Puis le 26 Septembre 1918, nous participâmes à l’offensive de la 4ème Armée du Général GOURAND, avec comme objectif initial pour le secteur la ferme de WACQUES, en CHAMPAGNE, au nord d’AUBERIVES. Puis rapidement ce furent les ARDENNES où j’appris que mon frère Émile était dans la région avec la Division de cuirassiers à pieds.
HOSPITALISATION DE MON FRERE EMILE, GAZE.
Dans les ARDENNES, j’appris que mon frère Émile était gravement “gazé”, donc atteint par “l’ypérite” et qu’il était à l’hôpital de BAR-le-DUC, j’eus l’occasion de traverser cette ville dans le courant Octobre 1918, alors que nous allions prendre position autour de METZ, pour une offensive devant avoir lieu le 12 Novembre. Cette offensive fût arrêtée en raison de l’Armistice du l1 Novembre 1918.

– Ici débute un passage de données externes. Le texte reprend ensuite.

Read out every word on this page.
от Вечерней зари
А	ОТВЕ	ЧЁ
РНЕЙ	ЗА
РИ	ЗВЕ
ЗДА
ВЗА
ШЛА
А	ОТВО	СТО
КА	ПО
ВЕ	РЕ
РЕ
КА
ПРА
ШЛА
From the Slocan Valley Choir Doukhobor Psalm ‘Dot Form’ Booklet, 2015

Je pus m’arrêter en passant devant l’hôpital pour voir mon frère Émile. Je ne pouvais dissimuler mon émotion car j’avais de la peine à le reconnaître. Sa voix était rauque et à peine audible, ses yeux étaient rouges et injectés de sang, la peau du cou brunâtre. Je sus bien longtemps après que ma visite l’avait incité à demander une glace pour voir ce qui avait pu m’émouvoir. Il comprit la gravité de son état; fort heureusement pour lui, respectueux des conseils donnés, il n’avait pas mangé, sachant que dans cette nappe de gaz, les aliments devenaient particulièrement nocifs.

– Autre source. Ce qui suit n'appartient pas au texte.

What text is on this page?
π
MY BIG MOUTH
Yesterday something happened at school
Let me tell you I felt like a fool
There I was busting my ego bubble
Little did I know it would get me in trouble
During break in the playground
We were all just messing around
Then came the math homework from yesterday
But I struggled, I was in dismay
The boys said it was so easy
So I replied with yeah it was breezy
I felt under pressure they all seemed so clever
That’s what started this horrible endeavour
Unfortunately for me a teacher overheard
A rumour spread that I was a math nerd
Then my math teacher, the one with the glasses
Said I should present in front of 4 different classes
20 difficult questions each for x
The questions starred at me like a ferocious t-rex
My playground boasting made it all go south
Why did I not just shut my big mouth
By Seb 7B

Cette guerre était terminée, mais notre régiment fut envoyé en ALLEMAGNE jusqu’au mois de Juin 1919. Notre régiment fut dissout pour reconstituer le 53ème RACP à CLERMONT-FERRAND. J’étais favorisé par le hasard, malgré les blessures qui laissèrent des séquelles impressionnantes.
A CLERMONT-FERRAND, j’étais heureux car je pouvais voir mes parents tous les jours.
Je fus démobilisé le 13 Septembre 1919, au fort de CHARENTON près de PARIS, où j ‘avais été transféré en raison de mon ancien domicile.